Luderitz is a small town with a nice harbour tucked between the Atlantic ocean and the Namib Desert. The community was established as a trading post and fishing port by the Germans in 1883. The area had a “white gold” rush for a few years as Europeans poured into the area to harvest the guano – bird droppings – and send it back to Europe. They so decimated the habitat that many of the birds fled the area or were hunted to extinction.
The area settled into semi-obscurity until Jan Kolman, a transport driver abandoned his ox-team about 8 km from Luderitz during a sand storm . He decided to settle down and named the place Kolmanskop. Kolman was a hobby geologist and asked the people in the surrounding area to bring him any interesting rocks they found. In 1908 a man named Zacharias Lewala brought him a white stone he had picked up off the ground and south African diamond mining began. At one time Kolmanskop was a bustling community with large Germanic-style buildings. It had a theatre, a casino, a hospital with the first x-ray station in the southern hemisphere, a school, ice factory, power station and ballroom with an attached al a carte restaurant. This is the bowling alley in the hotel basement.

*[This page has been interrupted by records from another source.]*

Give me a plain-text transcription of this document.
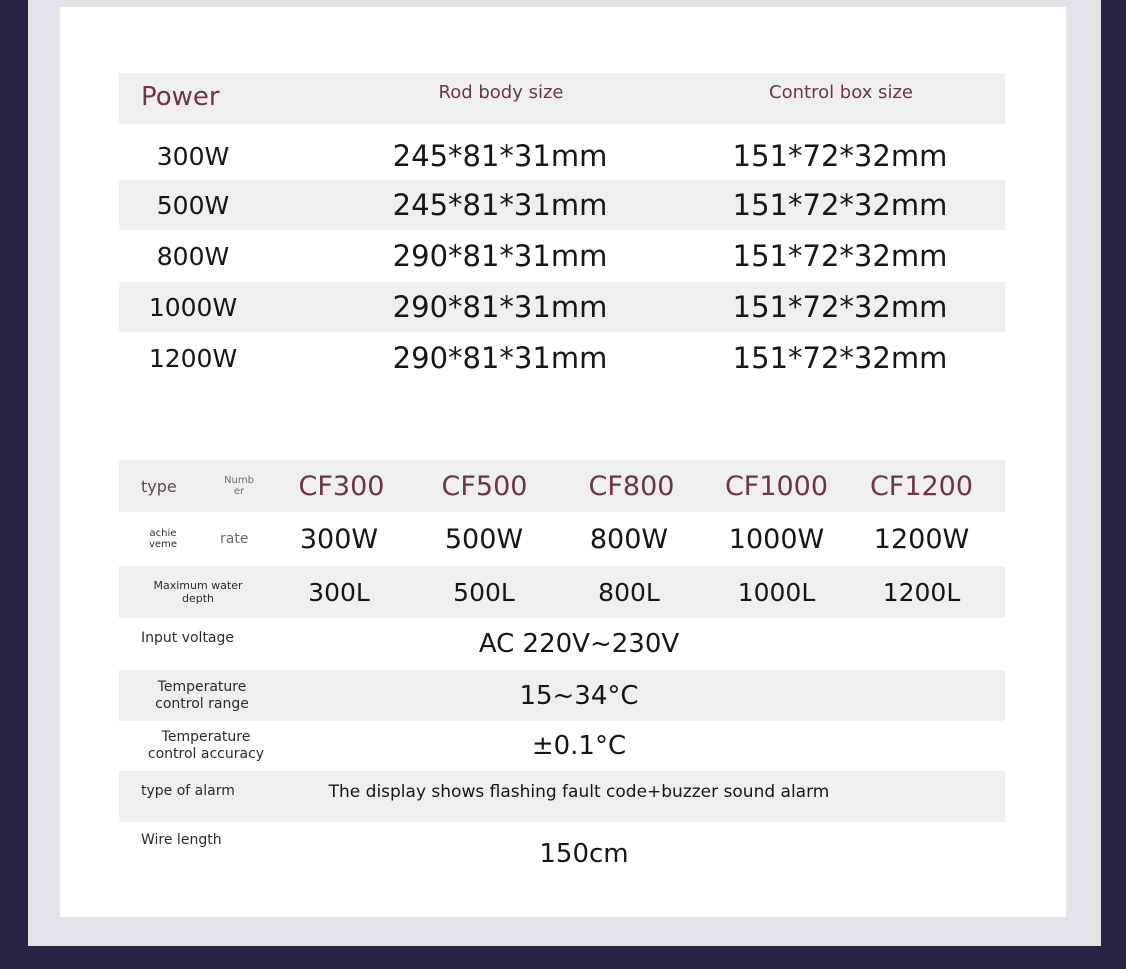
Power	Rod body size	Control box size
300W	245*81*31mm	151*72*32mm
500W	245*81*31mm	151*72*32mm
800W	290*81*31mm	151*72*32mm
1000W	290*81*31mm	151*72*32mm
1200W	290*81*31mm	151*72*32mm
type	Numb er	CF300	CF500	CF800	CF1000	CF1200
achie veme	rate	300W	500W	800W	1000W	1200W
Maximum water depth	300L	500L	800L	1000L	1200L
Input voltage	AC 220V~230V
Temperature control range	15~34°C
Temperature control accuracy	±0.1°C
type of alarm	The display shows flashing fault code+buzzer sound alarm
Wire length	150cm
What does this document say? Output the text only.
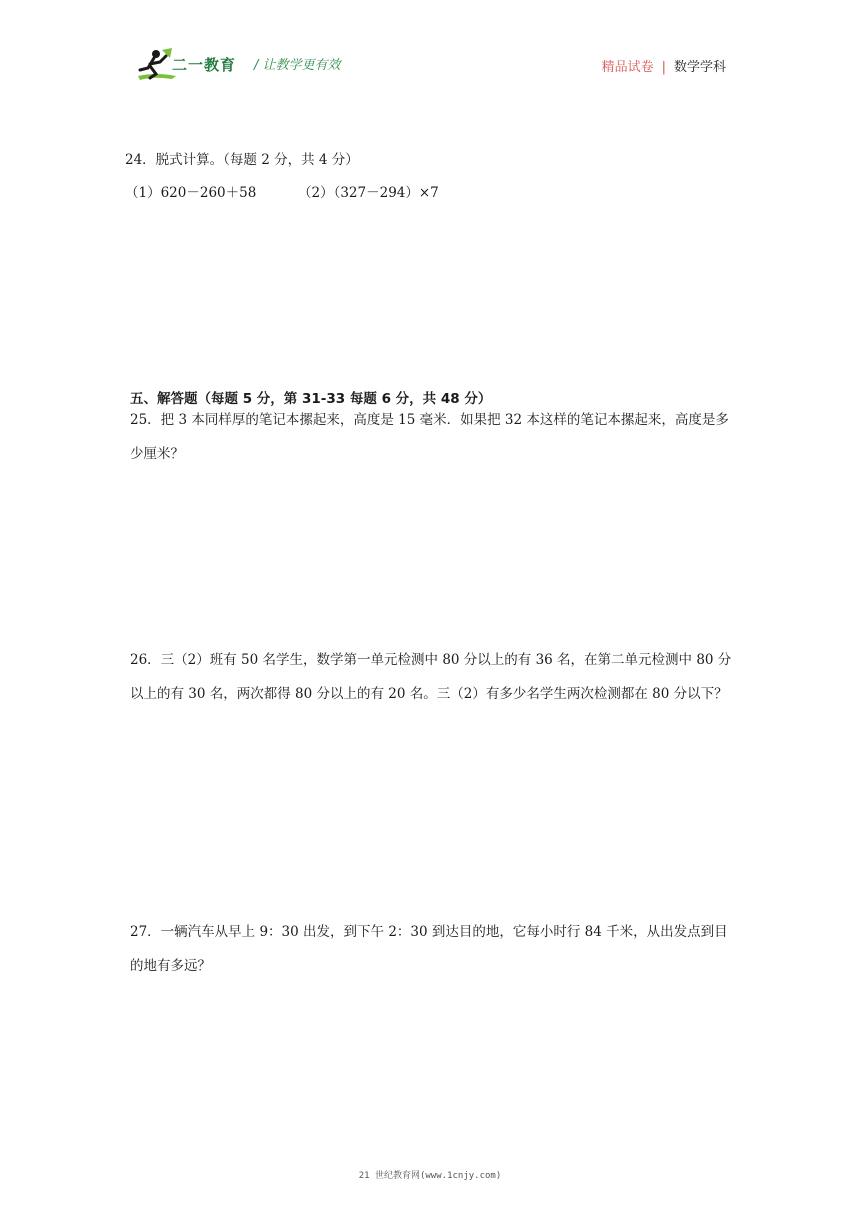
二一教育 / 让教学更有效	精品试卷 | 数学学科
24．脱式计算。（每题 2 分，共 4 分）
（1）620－260＋58	（2）（327－294）×7
五、解答题（每题 5 分，第 31-33 每题 6 分，共 48 分）
25．把 3 本同样厚的笔记本摞起来，高度是 15 毫米．如果把 32 本这样的笔记本摞起来，高度是多少厘米？
26．三（2）班有 50 名学生，数学第一单元检测中 80 分以上的有 36 名，在第二单元检测中 80 分以上的有 30 名，两次都得 80 分以上的有 20 名。三（2）有多少名学生两次检测都在 80 分以下？
27．一辆汽车从早上 9：30 出发，到下午 2：30 到达目的地，它每小时行 84 千米，从出发点到目的地有多远？
21 世纪教育网(www.1cnjy.com)
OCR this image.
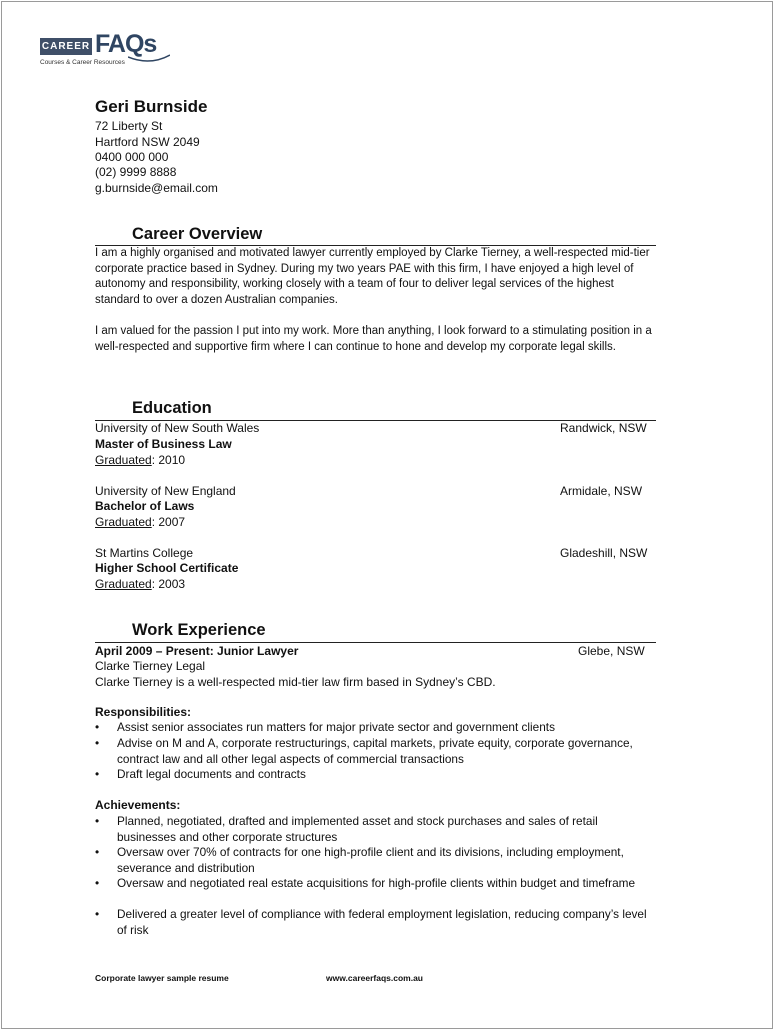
CAREER FAQs
Courses & Career Resources
Geri Burnside
72 Liberty St
Hartford NSW 2049
0400 000 000
(02) 9999 8888
g.burnside@email.com
Career Overview
I am a highly organised and motivated lawyer currently employed by Clarke Tierney, a well-respected mid-tier corporate practice based in Sydney. During my two years PAE with this firm, I have enjoyed a high level of autonomy and responsibility, working closely with a team of four to deliver legal services of the highest standard to over a dozen Australian companies.
I am valued for the passion I put into my work. More than anything, I look forward to a stimulating position in a well-respected and supportive firm where I can continue to hone and develop my corporate legal skills.
Education
University of New South Wales	Randwick, NSW
Master of Business Law
Graduated: 2010
University of New England	Armidale, NSW
Bachelor of Laws
Graduated: 2007
St Martins College	Gladeshill, NSW
Higher School Certificate
Graduated: 2003
Work Experience
April 2009 – Present: Junior Lawyer	Glebe, NSW
Clarke Tierney Legal
Clarke Tierney is a well-respected mid-tier law firm based in Sydney’s CBD.
Responsibilities:
• Assist senior associates run matters for major private sector and government clients
• Advise on M and A, corporate restructurings, capital markets, private equity, corporate governance, contract law and all other legal aspects of commercial transactions
• Draft legal documents and contracts
Achievements:
• Planned, negotiated, drafted and implemented asset and stock purchases and sales of retail businesses and other corporate structures
• Oversaw over 70% of contracts for one high-profile client and its divisions, including employment, severance and distribution
• Oversaw and negotiated real estate acquisitions for high-profile clients within budget and timeframe
• Delivered a greater level of compliance with federal employment legislation, reducing company’s level of risk
Corporate lawyer sample resume	www.careerfaqs.com.au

We were told that the diamonds could be picked up off the ground by the handful. Over time the easy-to-get-to diamonds were all found and the small mines were bought up one man. Those who did not wish to sell their mines agreed to combine them all with the fellow and became shareholders in NamDeb (Namibia De Beers). By 1954 it was no longer viable to work the mines and Kolmanskop became a ghost town. Today all the land from the along the coast from Luderitz Harbour and 150 miles inland is owned by NamDeb and the company runs Kolmanskop as a tourist attraction. Without the company clearing the roads for access the entire town would soon be buried by the desert. With new equipment and technology diamond mining is once again ongoing in the area so we were warned to NOT cross the fenceline around the old town. Video surveillance is diligent and you would be immediately questioned and searched.
During our time at Kolmanskop the sun came out and it turned into a lovely day. When we returned from our tour we wandered around the town of Luderitz before taking a tender back to the ship. At four o’clock the Captain set sail for our last port in Africa, Walvis Bay, where we went dune bashing in the Namib Desert.